An Encyclopaedia on Chinese History, Literature and Art

miaotian 廟田, jitian 祭田, fields of monasteries, temples and shrines

Mar 27, 2021 © Ulrich Theobald

"Sacrificial fields" (jitian 祭田) or sacrificial land (jidi 祭地) was land whose income was particularly dedicated for the expenses of sacrifices, for example, ancestral altars or clan shrines. These might be in private ownership or public ownership, like Confucius shrines. Sacrificial land might be a donation by the imperial house, a prince, or a local gentry family.

Quite similar, but much larger, were temple or monastic fields (miaotian 廟田, si-guan tian 寺觀田, seng-dao tian 僧道田, sengtian 僧田, sitian 寺田) which belonged to temples (miao 廟) dedicated to Confucius, local heroes or other deified persons and gods, Buddhist monasteries (si 寺) or Daoist temples and clauses (an 庵, guan 觀). In contrast to sacrificial or shrine fields, temple fields were ceded by the local or the central government or purchased by believers. With the revenue from other sources, temples and monasteries were sometimes able to purchase further tracts of land.

Emperor Xiaowen 北魏文成帝 (r. 452-465) of the Northern Wei dynasty 北魏 (386-534), for instance, presented no less than 100 qing 頃 (see weights and measures) of land to Dazhongxing Monastery 大中興寺 in Chang'an 長安 (today’s Xi'an 西安, Shaanxi).

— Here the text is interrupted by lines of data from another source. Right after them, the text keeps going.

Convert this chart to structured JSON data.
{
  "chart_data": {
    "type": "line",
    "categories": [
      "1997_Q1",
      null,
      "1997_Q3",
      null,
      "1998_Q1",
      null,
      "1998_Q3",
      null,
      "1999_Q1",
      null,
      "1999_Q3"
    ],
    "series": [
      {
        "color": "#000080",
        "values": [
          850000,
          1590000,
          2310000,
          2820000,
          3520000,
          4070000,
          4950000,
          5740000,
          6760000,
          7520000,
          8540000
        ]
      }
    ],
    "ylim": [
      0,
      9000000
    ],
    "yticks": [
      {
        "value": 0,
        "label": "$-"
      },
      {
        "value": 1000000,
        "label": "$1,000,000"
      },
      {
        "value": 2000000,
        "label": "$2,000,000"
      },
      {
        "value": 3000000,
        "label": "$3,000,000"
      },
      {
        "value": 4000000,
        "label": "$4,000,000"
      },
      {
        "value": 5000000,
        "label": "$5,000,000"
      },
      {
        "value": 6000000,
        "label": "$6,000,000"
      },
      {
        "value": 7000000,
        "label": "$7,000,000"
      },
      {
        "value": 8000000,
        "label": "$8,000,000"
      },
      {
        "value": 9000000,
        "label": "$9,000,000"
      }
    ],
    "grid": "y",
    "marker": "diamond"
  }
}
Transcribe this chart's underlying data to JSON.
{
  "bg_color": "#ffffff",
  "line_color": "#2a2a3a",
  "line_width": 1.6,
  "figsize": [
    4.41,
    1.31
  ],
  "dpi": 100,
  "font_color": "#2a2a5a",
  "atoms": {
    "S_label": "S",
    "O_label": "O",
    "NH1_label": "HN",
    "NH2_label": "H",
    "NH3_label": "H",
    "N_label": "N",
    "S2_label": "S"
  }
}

Emperor Wu 梁武帝 (r. 502-549) of the Liang dynasty 梁 (502-557) donated 80 qing of land to Da'aijing Monastery 大愛敬寺 in Jiankang 建康 (Nanjing 南京, Jiangsu), and Empress Wu Zetian 唐武則 (regent 684-690, ruler 690-704) spent much money to equip monasteries in Chang'an and Luoyang 洛陽 with fields. Chengtian Temple 承天宮 in Xiajiang 峽江縣, Jiangxi, had received land by Emperor Zhenzong 宋真宗 (r. 997-1022) of the Song dynasty 宋 (960-1279), but had extended its land to more than 10,000 mu 畝 at around 1330. In the empire of Northern Qi 北齊 (550-577), there was saying that "all fertile land belonged to the clergy". During the Yuan period 元 (1279-1368), Zhengfa Monastery 正法院 in Chengdu 成都, Sichuan, owned 4,700 mu of land. The property of Buddhist monasteries did also include important facilities like water mills. Yet not all religious institutions were large. There were also little private monasteries of "clergy households" (sengqi hu 僧祇戶), "pure adherents" (baitu 白徒) or "women dedicated to self-cultivation" (yangnü 養女).

The income of the fields served not just to cover the cost of religious ceremonies but also to feed monks, nuns and practitioners, and also for the administration expense. Temples were mostly managed by members of the local gentry in the function of "heading affairs" (shoushi 首事), while monasteries were administered by the clergy of the respective religion.

Shrine or temple fields were in most cases rented out to tenant farmers, but Buddhist monasteries also knew labour by monks and nuns. In all cases, the land was liberated from tax payments. For this reason, many persons declared themselves monks, donating landed property to monasteries. When they died, the land became property of the clerical institution. The equal-field system (juntianzhi 均田制) of taxation introduced by the Tang period 唐 (618-907) aimed at integrating Buddhist monasteries into the taxation registers, but to no avail.

The economic importance of monastic or temple fields decreased after the Yuan period.

He Ziquan 何茲全 (1988). "Miaotian 廟田", Zhongguo da baike quanshu 中國大百科全書, part Jingjixue 經濟學 (Beijing/Shanghai: Zhongguo da baike quanshu), Vol 2, 658.
Yang Shouchuan 楊壽川 (1998). "Miaotian 廟田", in Tang Jiahong 唐嘉弘, ed. Zhongguo gudai dianzhang zhidu da cidian 中國古代典章制度大辭典 (Zhengzhou: Zhongzhou guji chubanshe), 522.